Publisher: Duke University Press
ISBN: 0822392267
Category : Art
Languages : en
Pages : 222
Book Description
Following India’s independence in 1947, Indian artists creating modern works of art sought to maintain a local idiom, an “Indianness” representative of their newly independent nation, while connecting to modernism, an aesthetic then understood as both universal and presumptively Western. These artists depicted India’s precolonial past while embracing aspects of modernism’s pursuit of the new, and they challenged the West’s dismissal of non-Western places and cultures as sources of primitivist imagery but not of modernist artworks. In Art for a Modern India, Rebecca M. Brown explores the emergence of a self-conscious Indian modernism—in painting, drawing, sculpture, architecture, film, and photography—in the years between independence and 1980, by which time the Indian art scene had changed significantly and postcolonial discourse had begun to complicate mid-century ideas of nationalism.

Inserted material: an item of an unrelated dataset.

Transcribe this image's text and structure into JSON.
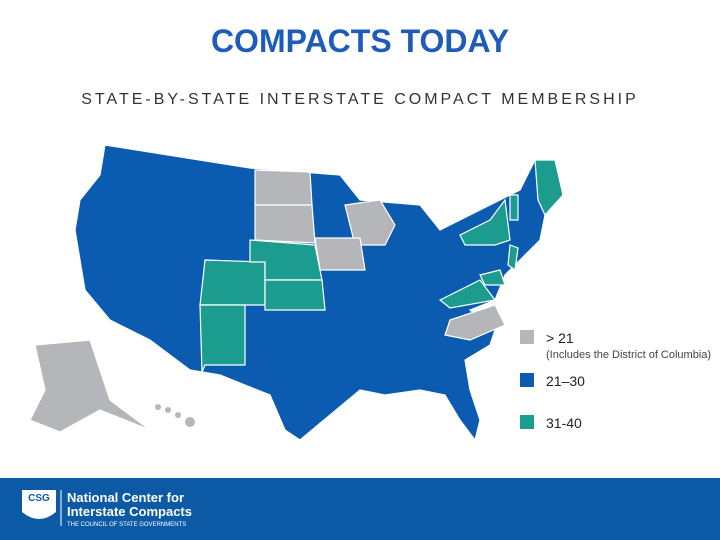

Through close analyses of specific objects of art and design, Brown describes how Indian artists engaged with questions of authenticity, iconicity, narrative, urbanization, and science and technology. She explains how the filmmaker Satyajit Ray presented the rural Indian village as a socially complex space rather than as the idealized site of “authentic India” in his acclaimed Apu Trilogy, how the painter Bhupen Khakhar reworked Indian folk idioms and borrowed iconic images from calendar prints in his paintings of urban dwellers, and how Indian architects developed a revivalist style of bold architectural gestures anchored in India’s past as they planned the Ashok Hotel and the Vigyan Bhavan Conference Center, both in New Delhi. Discussing these and other works of art and design, Brown chronicles the mid-twentieth-century trajectory of India’s modern visual culture.
Representing Calcutta
Author: Swati Chattopadhyay
Publisher: Psychology Press
ISBN: 9780415343596
Category : Calcutta (India)
Languages : en
Pages : 344
Book Description
Exploring the politics of representation and the cultural changes that occurred in the city, this post colonial study addresses the questions of modernity and space that haunt our perception of Calcutta.
Publisher: Psychology Press
ISBN: 9780415343596
Category : Calcutta (India)
Languages : en
Pages : 344
Book Description
Exploring the politics of representation and the cultural changes that occurred in the city, this post colonial study addresses the questions of modernity and space that haunt our perception of Calcutta.